Notizie interessanti, come sottolinea Francesco Malgeri nell’Introduzione, riguardano i rapporti tra la S. Sede e l’Unione sovietica, di cui ha parlato Andrea Riccardi in Il Vaticano e Mosca. Monsignor Fietta - tenuto al corrente delle iniziative sovietiche in Italia dal servizio segreto italiano, il Sifar, che gli segnalò anche un incontro tra La Pira e l’ambasciatore Bogomolov – ricevette un’inattesa richiesta di incontro da quest’ultimo nel giugno 1956. Fu il primo segnale di una svolta della diplomazia sovietica nei confronti della S. Sede, che si delineò dopo il rapporto Chrušcëv al XX Congresso sulle colpe di Stalin.

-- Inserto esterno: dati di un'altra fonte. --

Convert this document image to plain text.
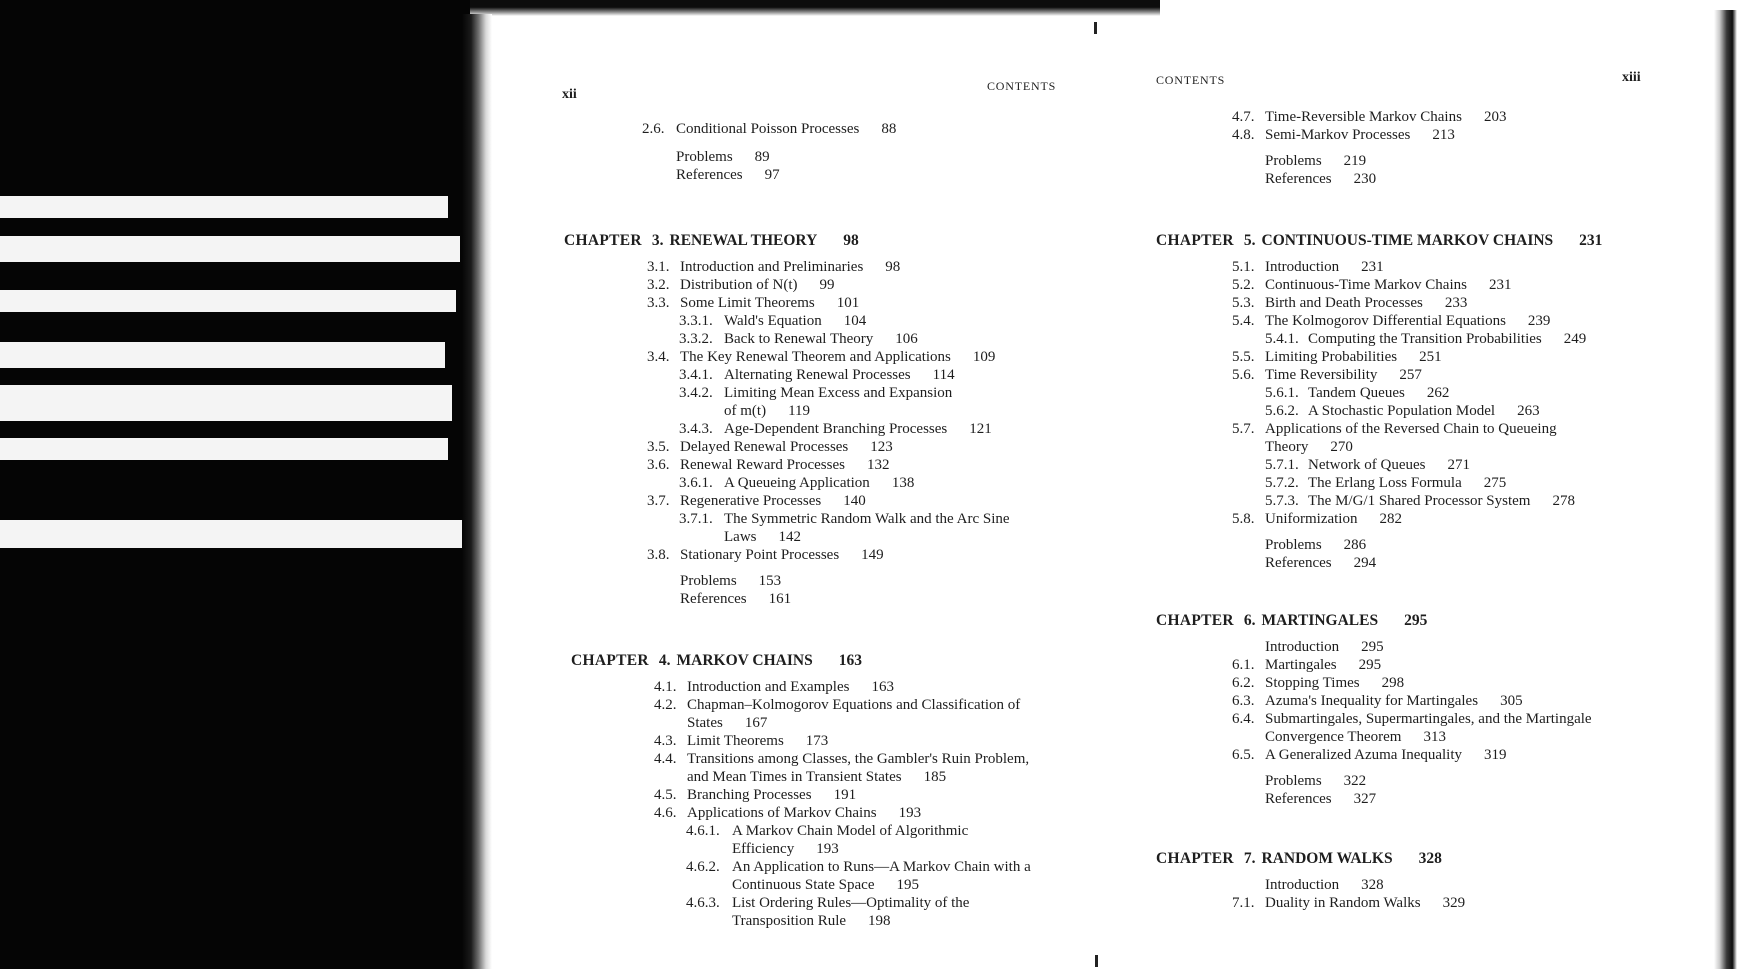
xii
CONTENTS
2.6. Conditional Poisson Processes 88
Problems 89
References 97
CHAPTER 3. RENEWAL THEORY 98
3.1. Introduction and Preliminaries 98
3.2. Distribution of N(t) 99
3.3. Some Limit Theorems 101
3.3.1. Wald's Equation 104
3.3.2. Back to Renewal Theory 106
3.4. The Key Renewal Theorem and Applications 109
3.4.1. Alternating Renewal Processes 114
3.4.2. Limiting Mean Excess and Expansion
of m(t) 119
3.4.3. Age-Dependent Branching Processes 121
3.5. Delayed Renewal Processes 123
3.6. Renewal Reward Processes 132
3.6.1. A Queueing Application 138
3.7. Regenerative Processes 140
3.7.1. The Symmetric Random Walk and the Arc Sine
Laws 142
3.8. Stationary Point Processes 149
Problems 153
References 161
CHAPTER 4. MARKOV CHAINS 163
4.1. Introduction and Examples 163
4.2. Chapman–Kolmogorov Equations and Classification of
States 167
4.3. Limit Theorems 173
4.4. Transitions among Classes, the Gambler's Ruin Problem,
and Mean Times in Transient States 185
4.5. Branching Processes 191
4.6. Applications of Markov Chains 193
4.6.1. A Markov Chain Model of Algorithmic
Efficiency 193
4.6.2. An Application to Runs—A Markov Chain with a
Continuous State Space 195
4.6.3. List Ordering Rules—Optimality of the
Transposition Rule 198
CONTENTS	xiii
4.7. Time-Reversible Markov Chains 203
4.8. Semi-Markov Processes 213
Problems 219
References 230
CHAPTER 5. CONTINUOUS-TIME MARKOV CHAINS 231
5.1. Introduction 231
5.2. Continuous-Time Markov Chains 231
5.3. Birth and Death Processes 233
5.4. The Kolmogorov Differential Equations 239
5.4.1. Computing the Transition Probabilities 249
5.5. Limiting Probabilities 251
5.6. Time Reversibility 257
5.6.1. Tandem Queues 262
5.6.2. A Stochastic Population Model 263
5.7. Applications of the Reversed Chain to Queueing
Theory 270
5.7.1. Network of Queues 271
5.7.2. The Erlang Loss Formula 275
5.7.3. The M/G/1 Shared Processor System 278
5.8. Uniformization 282
Problems 286
References 294
CHAPTER 6. MARTINGALES 295
Introduction 295
6.1. Martingales 295
6.2. Stopping Times 298
6.3. Azuma's Inequality for Martingales 305
6.4. Submartingales, Supermartingales, and the Martingale
Convergence Theorem 313
6.5. A Generalized Azuma Inequality 319
Problems 322
References 327
CHAPTER 7. RANDOM WALKS 328
Introduction 328
7.1. Duality in Random Walks 329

Per Tardini tali approcci miravano a influire sull’Italia e su altri Paesi occidentali e le carte della Nunziatura sembrano confermarlo, perché nel mese di luglio di quell’anno il presidente della Repubblica, Giovanni Gronchi, venne invitato a visitare l’Urss, ma oppose un rifiuto motivandolo con la contrarietà della Chiesa cattolica.

Malgrado l’assenza di fiducia nei dirigenti sovietici, la S. Sede non lasciò cadere il passo diplomatico di Mosca, gradì la comunicazione che il nuovo ambasciatore le fece arrivare della sua nomina presso lo Stato italiano e accettò che Fietta lo ricevesse. «L’incontro – scrive quest’ultimo – fu prettamente protocollare e piuttosto freddo», ma comunque ci fu e costituì l’inizio di una serie di comunicazioni che l’Urss fece arrivare in Vaticano sul disarmo, sulla questione di Suez e su altri temi di politica internazionale, cercando di far leva sulla preoccupazione per la pace nel mondo espressa da Pio XII e dai suoi collaboratori. Si prefigurò così alla lontana quell’Ostpolitik che la S. Sede avrebbe sviluppato con i Paesi comunisti. La Segreteria di Stato invece trasmise a Fietta le sollecitazioni che venivano dalla Chiesa tedesca a interessarsi di criminali di guerra nazisti rinchiusi in carceri italiane, in particolare Walter Reder, autore della strage di Marzabotto, e Herbert Kappler, responsabile della strage delle Fosse Ardeatine. Ma «il clima politico italiano era tutt’altro che favorevole» a gesti di clemenza e si ha l’impressione che anche i cattolici con responsabilità di governo non lo fossero: è forse il terreno su cui emerge la maggiore distanza tra S. Sede e Dc.